Users rights safeguards

Finally, the compliance policy needs to include strong user rights safeguards to mitigate the risks to freedom of expression and the right to information of the users of AI systems. This requirement should apply when the model provider is also a system provider, and the provider deploys measures to prevent the generation, in the outputs of the model, of copyright infringing content (e.g. automatic content recognition and filtering tools), regardless of whether these measures are based on a legal requirement, contractual obligation or as part of a voluntary commitment.

As we learned during the discussions surrounding the implementation of Article 17 of the DSM Directive, existing tools are efficient at identifying content, but incapable of understanding the context in which content is used and, thus, often fail to recognise perfectly legitimate uses, such as quotations and parodies. Automated measures to prevent infringements must thus comply with strong users safeguards, including ex-ante and ex-post safeguards, following the blueprint offered by the best national implementations of Article 17.
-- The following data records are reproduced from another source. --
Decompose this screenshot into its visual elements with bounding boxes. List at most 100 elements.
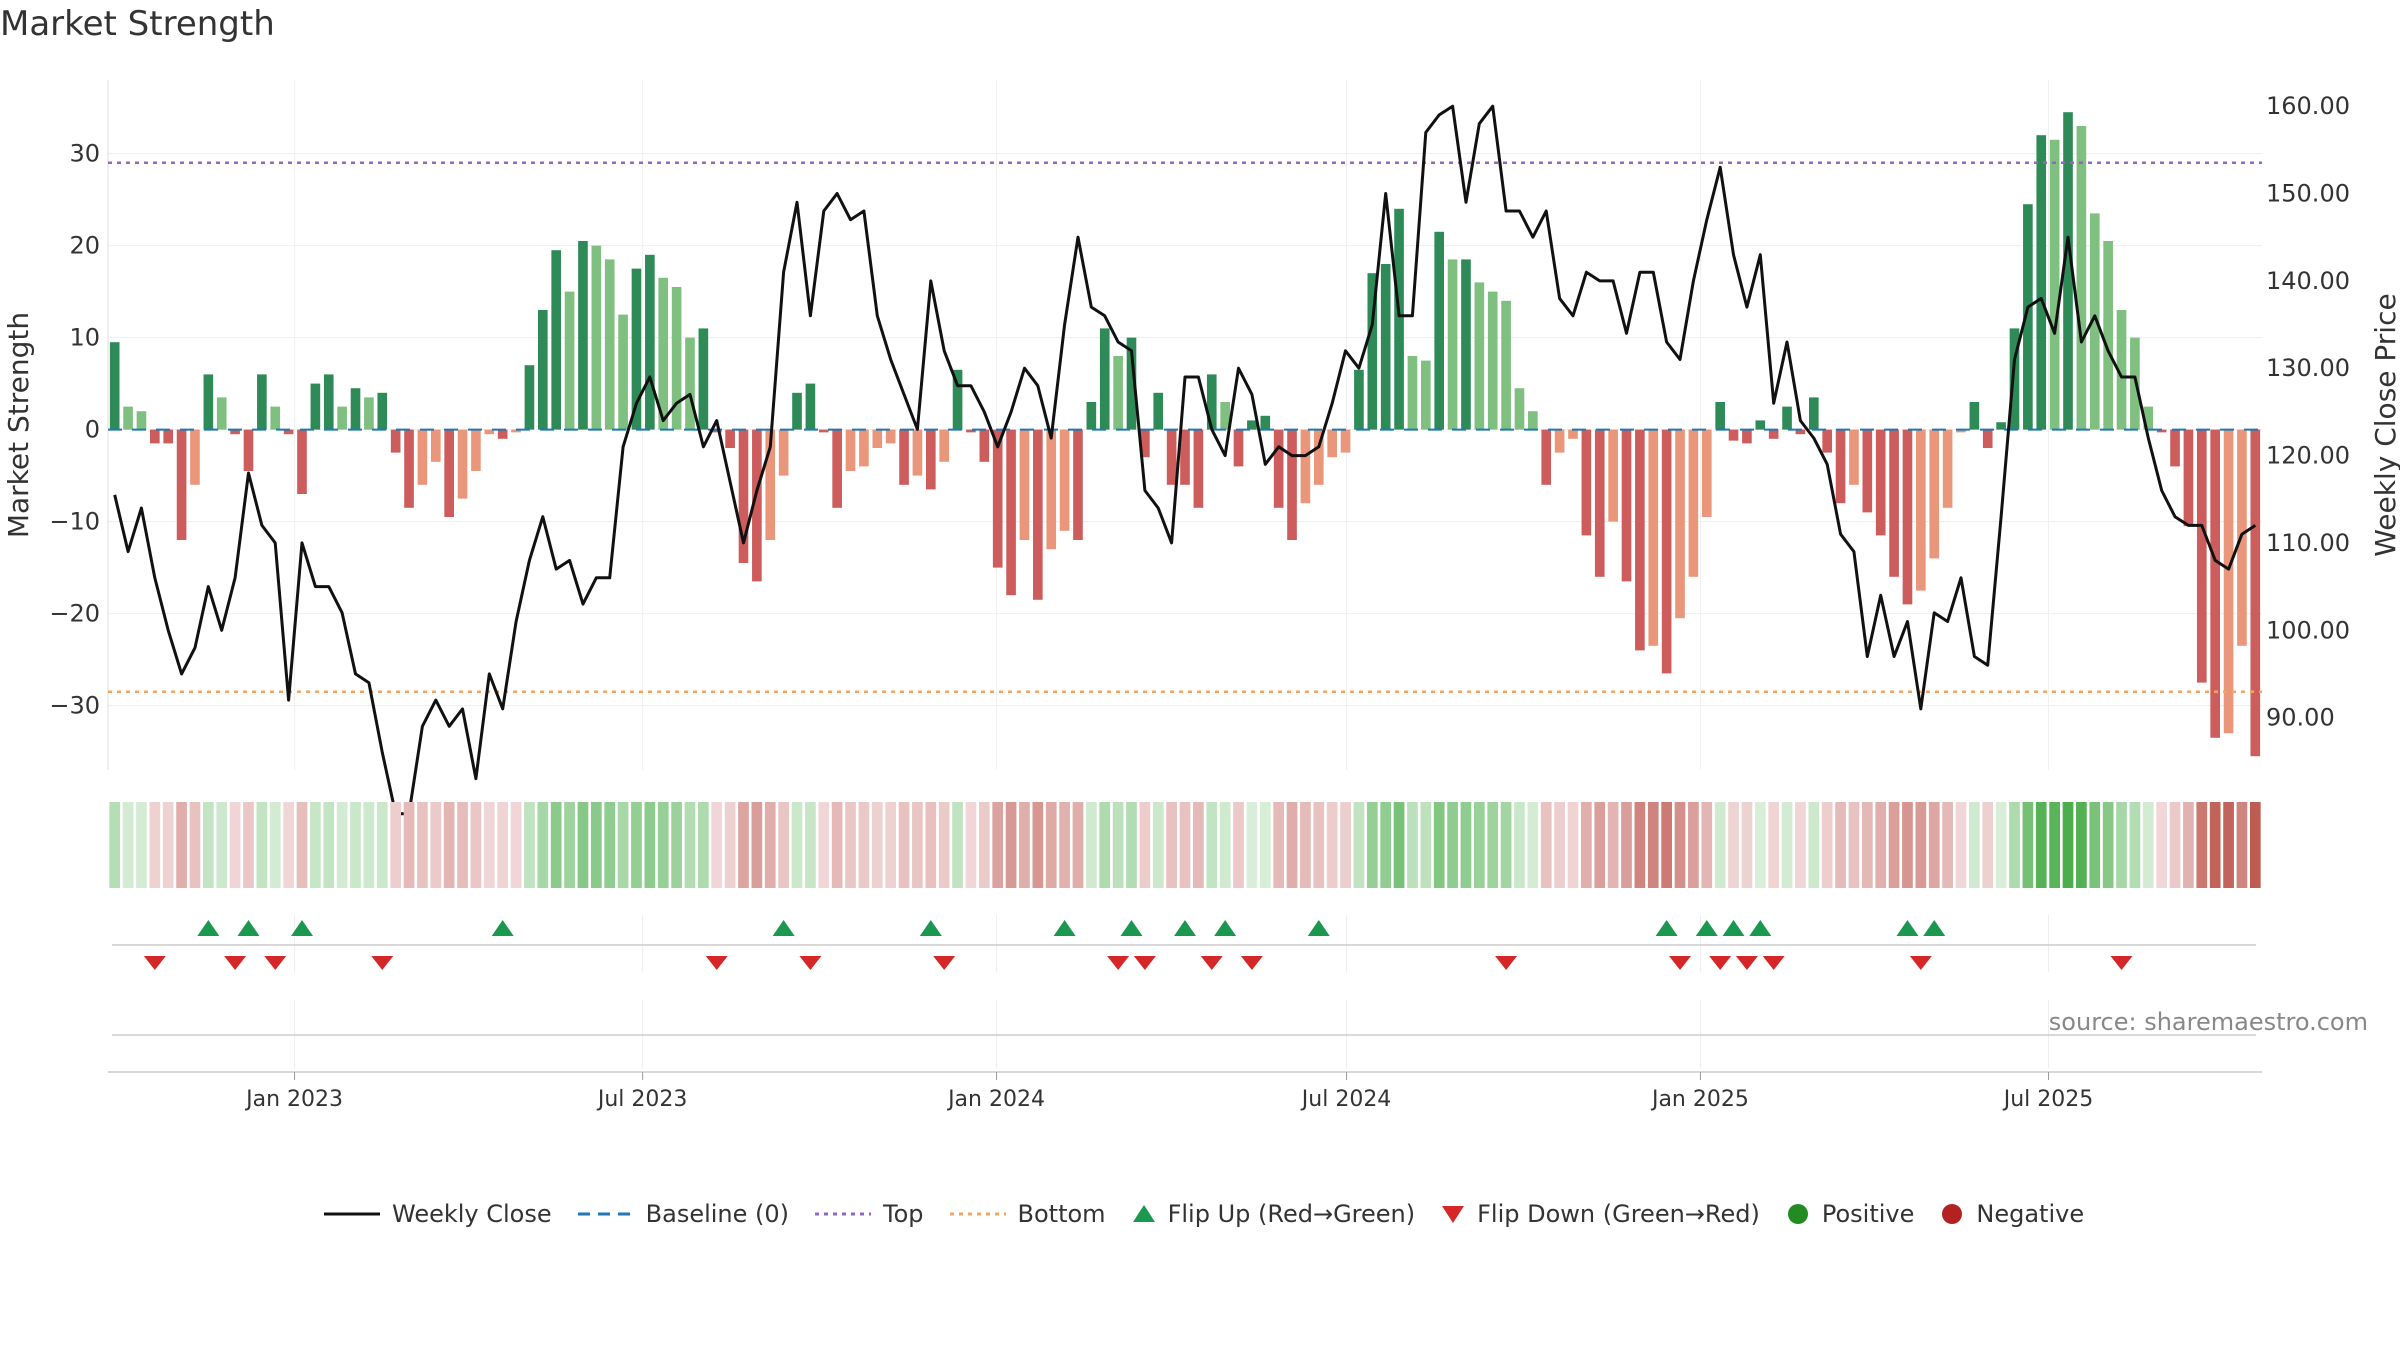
- strength-bar: [537, 310, 548, 430]
- strength-bar: [1327, 429, 1337, 458]
- strength-bar: [2089, 213, 2100, 430]
- heat-cell: [109, 802, 121, 888]
- heat-cell: [1460, 802, 1472, 888]
- strength-bar: [444, 429, 454, 517]
- heat-cell: [845, 802, 856, 888]
- heat-cell: [724, 802, 736, 888]
- strength-bar: [1541, 429, 1552, 485]
- strength-bar: [2156, 429, 2167, 433]
- heat-cell: [1500, 802, 1512, 888]
- strength-bar: [1969, 402, 1980, 430]
- strength-bar: [2196, 429, 2207, 683]
- y2-axis-title: Weekly Close Price: [2369, 293, 2400, 556]
- y-tick-label: −20: [49, 600, 100, 628]
- flip-down-marker: [224, 956, 247, 970]
- strength-bar: [1447, 259, 1458, 430]
- strength-bar: [1982, 429, 1993, 448]
- heat-cell: [1166, 802, 1177, 888]
- heat-cell: [376, 802, 388, 888]
- strength-bar: [1768, 429, 1779, 439]
- heat-cell: [1621, 802, 1632, 888]
- flip-up-marker: [1722, 920, 1745, 936]
- strength-bar: [1287, 429, 1297, 540]
- strength-bar: [1340, 429, 1351, 453]
- strength-bar: [1942, 429, 1953, 508]
- strength-bar: [270, 406, 281, 430]
- strength-bar: [404, 429, 414, 508]
- strength-bar: [1835, 429, 1846, 504]
- strength-bar: [604, 259, 615, 430]
- heat-cell: [711, 802, 723, 888]
- heat-cell: [1139, 802, 1151, 888]
- heat-cell: [978, 802, 990, 888]
- heat-cell: [631, 802, 642, 888]
- strength-bar: [1300, 429, 1311, 504]
- strength-bar: [2116, 310, 2127, 430]
- heat-cell: [885, 802, 897, 888]
- flip-up-marker: [1307, 920, 1330, 936]
- heat-cell: [162, 802, 174, 888]
- legend-label: Flip Down (Green→Red): [1477, 1200, 1760, 1228]
- heat-cell: [2009, 802, 2020, 888]
- legend-triangle-icon: [1132, 1205, 1155, 1222]
- chart-title: Market Strength: [0, 4, 275, 44]
- strength-bar: [1380, 264, 1391, 430]
- heat-cell: [1393, 802, 1405, 888]
- strength-bar: [1313, 429, 1324, 485]
- heat-cell: [363, 802, 375, 888]
- heat-cell: [390, 802, 401, 888]
- heat-cell: [1112, 802, 1124, 888]
- heat-cell: [644, 802, 656, 888]
- flip-down-marker: [933, 956, 956, 970]
- heat-cell: [1193, 802, 1204, 888]
- flip-down-marker: [1735, 956, 1758, 970]
- x-tick-label: Jan 2024: [946, 1087, 1045, 1112]
- strength-bar: [1394, 208, 1404, 430]
- strength-bar: [2143, 406, 2154, 430]
- legend-item: Top: [813, 1200, 924, 1228]
- strength-bar: [390, 429, 401, 453]
- heat-cell: [510, 802, 522, 888]
- strength-bar: [1099, 328, 1110, 430]
- strength-bar: [845, 429, 856, 471]
- legend-line-icon: [949, 1212, 1006, 1216]
- strength-bar: [1233, 429, 1244, 467]
- heat-cell: [1969, 802, 1980, 888]
- heat-cell: [1955, 802, 1967, 888]
- strength-bar: [618, 314, 628, 430]
- strength-bar: [725, 429, 735, 448]
- source-note: source: sharemaestro.com: [2048, 1008, 2368, 1036]
- heat-cell: [136, 802, 147, 888]
- heat-cell: [2116, 802, 2127, 888]
- y2-tick-label: 110.00: [2266, 529, 2350, 557]
- strength-bar: [1621, 429, 1632, 582]
- heat-cell: [965, 802, 977, 888]
- strength-bar: [1367, 273, 1378, 430]
- legend-item: Weekly Close: [322, 1200, 552, 1228]
- heat-cell: [350, 802, 361, 888]
- strength-bar: [1889, 429, 1899, 577]
- strength-bar: [818, 429, 829, 433]
- heat-cell: [403, 802, 415, 888]
- strength-bar: [591, 245, 602, 430]
- legend-line-icon: [577, 1212, 634, 1216]
- heat-cell: [1286, 802, 1298, 888]
- flip-up-marker: [1749, 920, 1772, 936]
- heat-cell: [497, 802, 509, 888]
- strength-bar: [1407, 356, 1418, 430]
- heat-cell: [537, 802, 549, 888]
- strength-bar: [859, 429, 869, 467]
- strength-bar: [778, 429, 789, 476]
- strength-bar: [1046, 429, 1057, 550]
- heat-cell: [1728, 802, 1739, 888]
- flip-up-marker: [1120, 920, 1143, 936]
- heat-cell: [858, 802, 870, 888]
- heat-cell: [1795, 802, 1806, 888]
- strength-bar: [752, 429, 762, 582]
- strength-bar: [711, 429, 722, 433]
- strength-bar: [939, 429, 949, 462]
- strength-bar: [297, 429, 307, 494]
- strength-bar: [417, 429, 428, 485]
- strength-bar: [1728, 429, 1739, 441]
Summary about AI training data

The AI Act requires providers to draw up and make publicly available a sufficiently detailed summary about the content used for training of the general-purpose AI model, according to a template provided by the AI Office.

As we stated before, we support a proportionate, realistic, and practical approach to the categories of information that should be presented in the summary. In our view, the summary should include a listing of the primary data collections or sets used and a description of all other data sources used in all stages of model training.

The description of the data sources should contain sufficient technical detail to provide meaningful and comprehensive information for all relevant stakeholders (e.g. creators, users, researchers, data subjects), taking into account that the categories of rights that justify access to this information include not only copyright, but also freedom of expression and information, research rights, privacy and data protection rights, etc.

For each data source, there should be an indication of the type and nature of data, time of collection of the data, and opt-out cut off dates. Further detail will depend on the information source used. For instance, for scraped online data, the description should include information about the crawling methodology used to obtain the data and a weighted list of the top domains. For licensed data, it would be important to include information about the licensor and also whether the licence is exclusive.

The summary must also indicate the legal measures taken to address risks to parties with legitimate interests, including measures to identify and respect opt-outs and users rights safeguards.

Finally, business confidentiality and trade secrets of providers should not be used to prevent the disclosure of any of this basic information.